Die Einnahmen aus der Umsatzsteuer dienen - neben der Finanzierung der inneren Sicherheit und der Infrastruktur - der Aufrechterhaltung des Sozialwesens, der Bildung und der Erfüllung vieler weiterer staatlicher Aufga- ben.5
Um diesen Aufgaben gerecht werden zu können, erfordert es das Gebot der Steuergerechtigkeit, dass jeder Staatsbürger nach seiner individuellen Leistungsfähigkeit einen angemessenen Beitrag zum Steueraufkommen des Staates leistet.6 Wer sich dieser Leistungspflicht auf illegale Weise entzieht, beraubt die Gemeinschaft ihrer finanziellen Grundlagen und macht sich strafbar.7
Besonders attraktiv ist mit der Einführung des EU-Binnenmarktes zum 01.01.1993 die Hinterziehung von Umsatzsteuern geworden.8 Seither ist der organisierte und bandenmäßige Betrug im Bereich grenzüberschreitender Umsatzsteuern9 zu einer ernstzunehmenden Gefahr für das Umsatzsteueraufkommen der Bundesrepublik Deutschland sowie aller Mitgliedsstaaten der Europäischen Union angewachsen.10 Die Öffnung der innereuropäischen Grenzen brachte zwar Erleichterungen im Reiseverkehr, führte aber gleichzeitig zu einem enormen Anstieg von Steuerausfällen durch Umsatzsteuerhinterziehungen.11
Umsatzsteuerhinterziehung kann in den vielfältigsten Erscheinungsformen auftreten.12 Diese reichen von der unterlassenen Erklärung und/oder der Nichtentrichtung der geschuldeten Steuer über den unberechtigten Vorsteuerabzug hin zu sog. Umsatzsteuerkarussellen, welche sich durch ein betrügerisches Zusammenwirken mehrerer Beteiligter innerhalb eines Handelskreislaufs auszeichnen.13
Die durch Umsatzsteuerkarusselle verursachten Steuerausfälle schädigen die Volkswirtschaft Jahr für Jahr in einem Ausmaß, das sich allenfalls schätzen lässt.14
Schätzungen der EU-Kommission zufolge belaufen sich die durch Karussell- und Kettengeschäfte verursachten Steuerausfälle auf beachtliche 50 Milliarden Eurojährlich.15 Allein der deutsche Steuerzahler wird jedes Jahr um etwa fünf bis 14 Milliarden Euro betrogen.16
Die Bekämpfung organisierter Steuerhinterziehung liegt daher im Interesse aller ehrlichen Steuerbürger.17 Fehlende zwischenstaatliche Kooperation und die Unfähigkeit der Mitgliedsstaaten, sich auf eine gemeinsame Steuerpolitik zu einigen, kosten die Allgemeinheit jedoch jährlich immer noch mehrere Milliarden Euro.18
Die nicht abgeführte und so eingesparte Umsatzsteuer ermöglicht es den Beteiligten dieser Karusselle, ihre Waren auf dem Markt zu unschlagbar günstigen Preisen anzubieten, was zu enormen Wettbewerbsverzerrungen führt.19 Durch die Unterwanderung der marktwirtschaftlichen Grundlagen ganzer Branchen, werden ehrliche Mitbewerber vom Markt gedrängt20 und in den Ruin getrieben.21 Daraus wird deutlich: Die Hinterziehung von Steuern ist kein Kavaliersdelikt.22
Ziel dieser Arbeit soll es sein, die steuerstrafrechtlichen Konsequenzen herauszuarbeiten, die das Mitwirken an einem Umsatzsteuerkarussell für die beteiligten Personen mit sich bringt.

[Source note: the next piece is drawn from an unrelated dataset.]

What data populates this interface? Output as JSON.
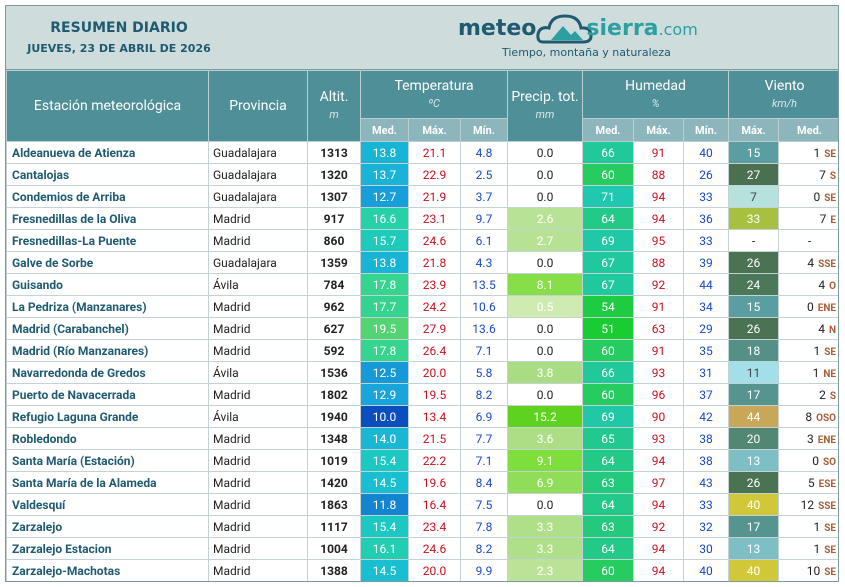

Hierzu werden zunächst die Gründe für die Betrugsanfälligkeit des deutschen Umsatzsteuersystems dargestellt. Im Anschluss sollen die Grundzüge von Umsatzsteuerkarussellgeschäften erläutert werden, gefolgt von einer Analyse der Funktionsweise eines solchen Karussells sowie der Rolle der darin verwickelten Akteure. Daneben werden auch die praktischen Schwierigkeiten bei der Bekämpfung des Umsatzsteuerbetrugs beleuchtet.
Nach einer steuerrechtlichen Würdigung dieser Betrugsform sollen schließlich die steuerstrafrechtlichen Aspekte aufgezeigt werden, die für die Beteiligten an einem Umsatzsteuerkarussell relevant werden können und wie die Mitwirkenden ggf. über die Vorschriften der Haftung zur Verantwortung gezogen werden können. Die Arbeit endet mit einer zusammenfassenden Schlussbetrachtung und einem besorgten Blick in die Zukunft.
II. Betrugsanfälligkeit des Umsatzsteuersystems
Das gemeinsame MwSt-System der EU-Mitgliedsstaaten beruht gem. Art. 1 Abs. 2 MwStSystRL auf dem Grundsatz, dass auf Gegenstände und Dienstleistungen, ungeachtet der Zahl der Umsätze, die auf den vor der Besteuerungsstufe liegenden Produktions- und Vertriebsstufen bewirkt wurden, eine allgemeine, zum Preis der Gegenstände und Dienstleistungen genau proportionale Verbrauchsteuer anzuwenden ist.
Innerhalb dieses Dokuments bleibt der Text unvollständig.